The Physics Principles
- Centripetal Force ($F_c$): The force directed toward the center of rotation required for circular motion. The formula is $F_c = m \cdot r \cdot \omega^2$, where $m$ is the mass, $r$ is the radius, and $\omega$ is the angular velocity in radians per second.
- Static Friction ($f_s$): The force opposing relative motion between surfaces. The maximum static friction is $f_{s,max} = \mu_s \cdot N$, where $\mu_s$ is the coefficient of static friction and $N$ is the normal force ($N = mg$ on a horizontal surface).

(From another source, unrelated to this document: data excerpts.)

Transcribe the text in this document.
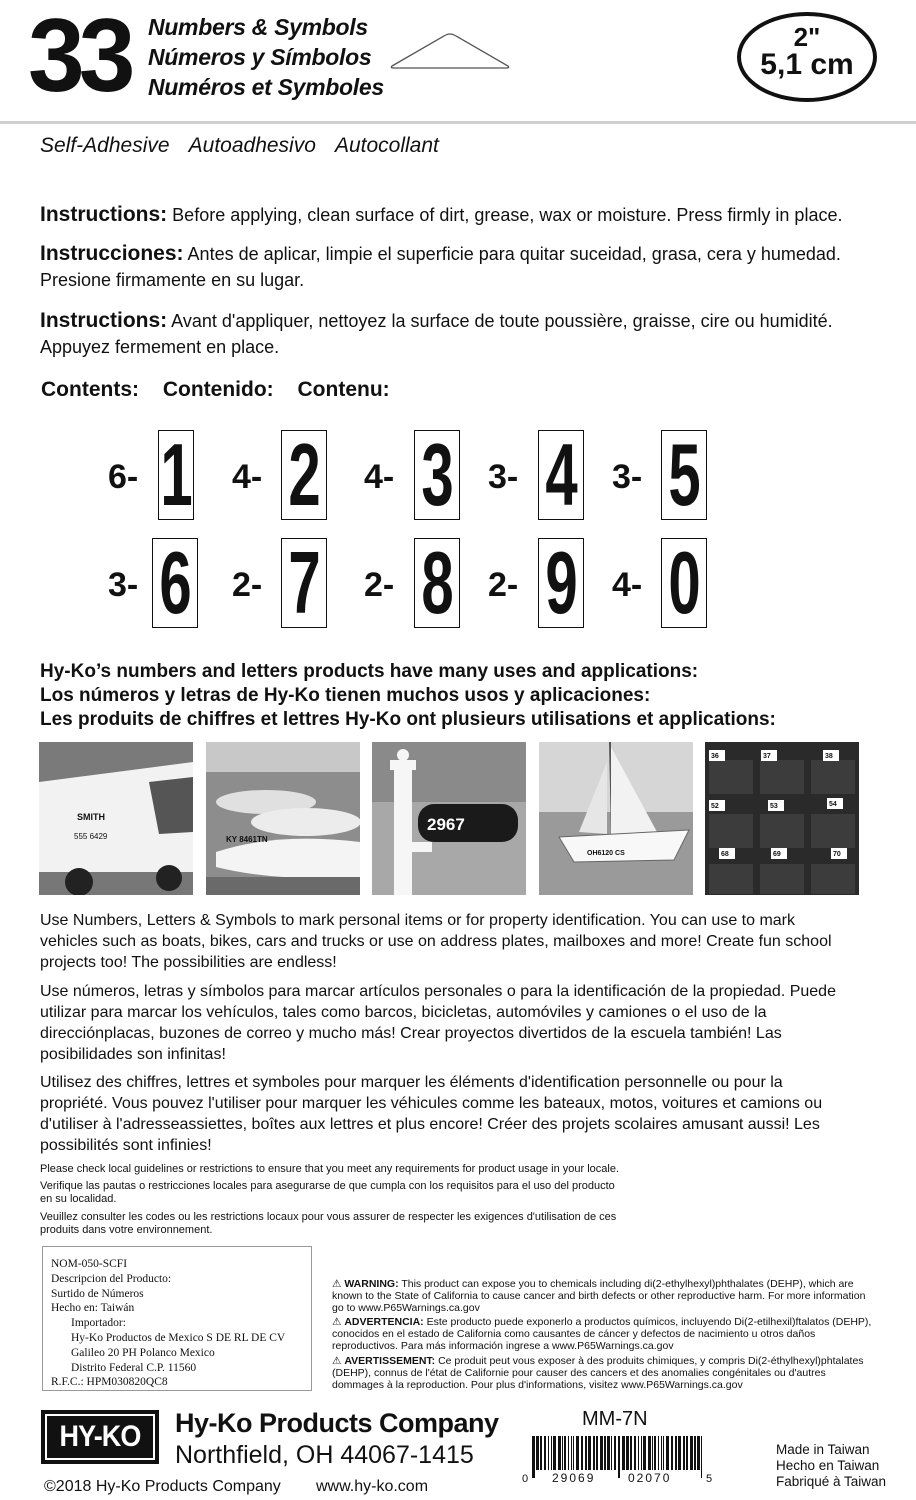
33 Numbers & Symbols
Números y Símbolos
Numéros et Symboles
2"
5,1 cm
Self-Adhesive Autoadhesivo Autocollant
Instructions: Before applying, clean surface of dirt, grease, wax or moisture. Press firmly in place.
Instrucciones: Antes de aplicar, limpie el superficie para quitar suceidad, grasa, cera y humedad. Presione firmamente en su lugar.
Instructions: Avant d'appliquer, nettoyez la surface de toute poussière, graisse, cire ou humidité. Appuyez fermement en place.
Contents: Contenido: Contenu:
6- 1 4- 2 4- 3 3- 4 3- 5
3- 6 2- 7 2- 8 2- 9 4- 0
Hy-Ko’s numbers and letters products have many uses and applications:
Los números y letras de Hy-Ko tienen muchos usos y aplicaciones:
Les produits de chiffres et lettres Hy-Ko ont plusieurs utilisations et applications:
SMITH
555 6429	KY 8461TN
2967
OH6120 CS
36	37	38
52	53	54
68	69	70
Use Numbers, Letters & Symbols to mark personal items or for property identification. You can use to mark vehicles such as boats, bikes, cars and trucks or use on address plates, mailboxes and more! Create fun school projects too! The possibilities are endless!
Use números, letras y símbolos para marcar artículos personales o para la identificación de la propiedad. Puede utilizar para marcar los vehículos, tales como barcos, bicicletas, automóviles y camiones o el uso de la direcciónplacas, buzones de correo y mucho más! Crear proyectos divertidos de la escuela también! Las posibilidades son infinitas!
Utilisez des chiffres, lettres et symboles pour marquer les éléments d'identification personnelle ou pour la propriété. Vous pouvez l'utiliser pour marquer les véhicules comme les bateaux, motos, voitures et camions ou d'utiliser à l'adresseassiettes, boîtes aux lettres et plus encore! Créer des projets scolaires amusant aussi! Les possibilités sont infinies!
Please check local guidelines or restrictions to ensure that you meet any requirements for product usage in your locale.
Verifique las pautas o restricciones locales para asegurarse de que cumpla con los requisitos para el uso del producto en su localidad.
Veuillez consulter les codes ou les restrictions locaux pour vous assurer de respecter les exigences d'utilisation de ces produits dans votre environnement.
NOM-050-SCFI
Descripcion del Producto:
Surtido de Números
Hecho en: Taiwán
Importador:
Hy-Ko Productos de Mexico S DE RL DE CV
Galileo 20 PH Polanco Mexico
Distrito Federal C.P. 11560
R.F.C.: HPM030820QC8
⚠ WARNING: This product can expose you to chemicals including di(2-ethylhexyl)phthalates (DEHP), which are known to the State of California to cause cancer and birth defects or other reproductive harm. For more information go to www.P65Warnings.ca.gov
⚠ ADVERTENCIA: Este producto puede exponerlo a productos químicos, incluyendo Di(2-etilhexil)ftalatos (DEHP), conocidos en el estado de California como causantes de cáncer y defectos de nacimiento u otros daños reproductivos. Para más información ingrese a www.P65Warnings.ca.gov
⚠ AVERTISSEMENT: Ce produit peut vous exposer à des produits chimiques, y compris Di(2-éthylhexyl)phtalates (DEHP), connus de l'état de Californie pour causer des cancers et des anomalies congénitales ou d'autres dommages à la reproduction. Pour plus d'informations, visitez www.P65Warnings.ca.gov
HY-KO Hy-Ko Products Company
Northfield, OH 44067-1415
MM-7N
0 29069	02070	5
Made in Taiwan
Hecho en Taiwan
Fabriqué à Taiwan
©2018 Hy-Ko Products Company www.hy-ko.com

- Equilibrium Condition: For the coin to remain on the disc without sliding, the centripetal force must be less than or equal to the maximum static friction: $m \cdot r \cdot \omega^2 \le \mu_s \cdot m \cdot g$.
Step-by-Step Solution
Given:
- Angular velocity $\omega = 33 \frac{1}{3} \text{ rev/min} = \frac{100}{3} \text{ rev/min}$
- Convert to rad/s: $\omega = \frac{100}{3} \times \frac{2\pi}{60} = \frac{200\pi}{180} = \frac{10\pi}{9} \text{ rad/s}$
- Radius $r = 10 \text{ cm} = 0.1 \text{ m}$
- Gravity $g \approx 9.8 \text{ m/s}^2$
Derivation: At the point of slipping, $m r \omega^2 = \mu_s m g$. Therefore, $\mu_s = \frac{r \omega^2}{g}$.
Calculation:
- $\omega^2 = (\frac{10\pi}{9})^2 = \frac{100\pi^2}{81} \approx \frac{100 \times 9.869}{81} \approx 12.18$
- $\mu_s = \frac{0.1 \times 12.18}{9.8} \approx 0.124$
The coefficient of static friction required is approximately 0.124.